The rule made IMO-compliant fuel – for example, VLSFO – more expensive, which shipping companies tried to offset by slowing the speed of their ships.

Experts believe that if ultra-large container vessels halve their maximum speed from 30 knots (55.5kmh) to 15 knots, it can easily add between 10 and 15 days to the trip from Asia, the world’s top exporting region, to Europe.

Ironically, the longer it takes, the better it is for shipping companies’ bottom lines.

Longer transit times effectively mean fewer available vessels, and raise freight costs.
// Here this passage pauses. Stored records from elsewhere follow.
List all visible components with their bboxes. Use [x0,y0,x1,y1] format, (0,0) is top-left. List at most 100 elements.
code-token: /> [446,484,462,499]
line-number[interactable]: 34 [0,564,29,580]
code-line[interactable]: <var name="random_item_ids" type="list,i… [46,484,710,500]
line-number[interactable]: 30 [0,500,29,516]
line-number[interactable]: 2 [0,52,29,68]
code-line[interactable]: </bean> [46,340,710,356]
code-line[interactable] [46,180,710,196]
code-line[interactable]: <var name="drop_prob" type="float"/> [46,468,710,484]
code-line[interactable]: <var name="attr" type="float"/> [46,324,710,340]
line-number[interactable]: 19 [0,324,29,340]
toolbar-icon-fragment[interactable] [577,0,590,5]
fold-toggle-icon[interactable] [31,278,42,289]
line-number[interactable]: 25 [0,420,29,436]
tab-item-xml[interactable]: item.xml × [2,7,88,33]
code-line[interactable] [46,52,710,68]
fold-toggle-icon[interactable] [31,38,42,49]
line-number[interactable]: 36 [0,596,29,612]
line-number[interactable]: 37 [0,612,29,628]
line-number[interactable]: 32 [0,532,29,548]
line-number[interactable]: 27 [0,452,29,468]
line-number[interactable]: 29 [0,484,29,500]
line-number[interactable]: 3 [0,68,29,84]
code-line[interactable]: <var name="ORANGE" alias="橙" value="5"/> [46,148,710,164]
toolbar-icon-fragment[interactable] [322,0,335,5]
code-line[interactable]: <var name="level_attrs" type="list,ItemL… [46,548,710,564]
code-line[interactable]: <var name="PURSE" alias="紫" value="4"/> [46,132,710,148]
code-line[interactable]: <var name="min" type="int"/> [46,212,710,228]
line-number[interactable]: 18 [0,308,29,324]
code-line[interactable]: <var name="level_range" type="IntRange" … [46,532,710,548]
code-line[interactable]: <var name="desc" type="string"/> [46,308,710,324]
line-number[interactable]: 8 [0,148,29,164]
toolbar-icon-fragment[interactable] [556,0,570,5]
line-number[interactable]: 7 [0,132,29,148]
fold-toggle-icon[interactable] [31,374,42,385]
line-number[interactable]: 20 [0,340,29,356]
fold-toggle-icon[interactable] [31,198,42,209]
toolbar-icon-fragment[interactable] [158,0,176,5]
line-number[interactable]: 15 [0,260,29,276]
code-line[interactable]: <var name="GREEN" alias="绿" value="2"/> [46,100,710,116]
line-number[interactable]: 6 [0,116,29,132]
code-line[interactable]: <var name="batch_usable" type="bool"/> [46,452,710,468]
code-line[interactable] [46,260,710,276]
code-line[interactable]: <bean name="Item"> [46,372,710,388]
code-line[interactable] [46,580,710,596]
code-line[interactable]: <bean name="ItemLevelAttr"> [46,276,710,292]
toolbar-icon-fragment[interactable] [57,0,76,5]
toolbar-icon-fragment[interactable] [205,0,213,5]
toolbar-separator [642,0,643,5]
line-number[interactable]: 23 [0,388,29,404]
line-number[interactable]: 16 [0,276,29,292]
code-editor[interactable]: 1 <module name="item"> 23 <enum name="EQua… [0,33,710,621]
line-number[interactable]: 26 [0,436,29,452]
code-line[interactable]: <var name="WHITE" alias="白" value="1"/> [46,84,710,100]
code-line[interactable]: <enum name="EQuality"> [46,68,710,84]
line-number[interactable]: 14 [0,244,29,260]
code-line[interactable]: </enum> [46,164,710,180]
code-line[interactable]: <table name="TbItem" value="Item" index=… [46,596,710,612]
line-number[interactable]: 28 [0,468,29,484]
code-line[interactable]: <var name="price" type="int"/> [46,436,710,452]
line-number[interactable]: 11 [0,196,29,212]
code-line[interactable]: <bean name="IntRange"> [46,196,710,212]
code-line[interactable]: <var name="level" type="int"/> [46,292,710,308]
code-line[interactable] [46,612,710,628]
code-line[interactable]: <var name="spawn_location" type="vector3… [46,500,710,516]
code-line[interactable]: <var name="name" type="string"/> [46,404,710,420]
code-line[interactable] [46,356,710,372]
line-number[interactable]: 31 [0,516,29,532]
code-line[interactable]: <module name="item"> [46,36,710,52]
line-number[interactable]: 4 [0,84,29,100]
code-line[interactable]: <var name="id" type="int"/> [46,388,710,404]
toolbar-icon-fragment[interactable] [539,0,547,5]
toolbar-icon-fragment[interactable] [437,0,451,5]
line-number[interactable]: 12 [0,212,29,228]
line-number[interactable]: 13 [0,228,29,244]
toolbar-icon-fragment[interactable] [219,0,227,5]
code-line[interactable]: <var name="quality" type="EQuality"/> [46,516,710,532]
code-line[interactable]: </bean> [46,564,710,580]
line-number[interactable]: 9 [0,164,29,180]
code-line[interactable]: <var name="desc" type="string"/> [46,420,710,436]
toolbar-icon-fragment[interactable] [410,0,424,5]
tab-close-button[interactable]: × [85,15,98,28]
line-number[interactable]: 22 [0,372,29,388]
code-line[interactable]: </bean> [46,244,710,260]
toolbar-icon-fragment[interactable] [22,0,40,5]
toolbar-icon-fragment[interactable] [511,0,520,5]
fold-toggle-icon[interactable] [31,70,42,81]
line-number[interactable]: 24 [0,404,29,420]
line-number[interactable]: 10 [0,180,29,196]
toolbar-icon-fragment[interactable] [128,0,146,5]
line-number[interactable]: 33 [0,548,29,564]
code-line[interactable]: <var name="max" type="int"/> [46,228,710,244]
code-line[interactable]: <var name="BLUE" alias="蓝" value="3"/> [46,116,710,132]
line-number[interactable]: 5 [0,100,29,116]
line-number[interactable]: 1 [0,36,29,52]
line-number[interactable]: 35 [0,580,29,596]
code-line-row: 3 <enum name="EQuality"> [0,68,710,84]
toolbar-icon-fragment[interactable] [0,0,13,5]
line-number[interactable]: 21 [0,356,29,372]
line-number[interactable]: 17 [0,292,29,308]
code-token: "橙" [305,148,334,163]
Ocean freight costs have climbed by as much as 20 per cent on average since the start of the Middle East conflict.

Companies desperately trying to secure crude oil, refined fuels, chemicals, fertilisers and other essentials like grains and processed food are paying even higher freight rates.

While there is hope that the US-Iran situation may turn into a more durable truce, supply chains are unlikely to untangle overnight.

Even if the Strait of Hormuz opens fully in the coming days, the backlog of stranded ships – including those stuck in the Persian Gulf and those trying to get in – could take weeks to clear.

Also, containers destined for the Middle East have piled up at ports across Asia.

The Singapore port is better equipped to handle high cargo volumes, but some supply chain firms estimate that shipping yard utilisation in Singapore has reached between 80 per cent and 90 per cent.

This refers to how efficiently storage space and handling equipment, such as cranes, are being used at a port facility.

The situation is much worse in China, the world’s biggest exporter, where container pile-ups are causing operational issues at some ports.

Supply chain experts say that for every day of disruption, it takes about three days for shipping lines, dockworkers and other transport services to catch up.
Given the Hormuz disruption is in its ninth week, it will take about 27 weeks to get shipping services back to normal.
Meanwhile, the infrastructure damage to oil and natural gas producing fields, pipelines and refineries from attacks in recent weeks could take months, or even years in some cases, to repair.

It will also take time to restart production at facilities that curtailed or shut in output.

The International Energy Agency recently warned that oil prices do not yet reflect the severity of the unprecedented supply crisis.

About 13 million barrels a day of oil supply have been halted by the war, with the Paris-based agency describing the supply disruption as the biggest in history, saying a recovery could take as long as two years.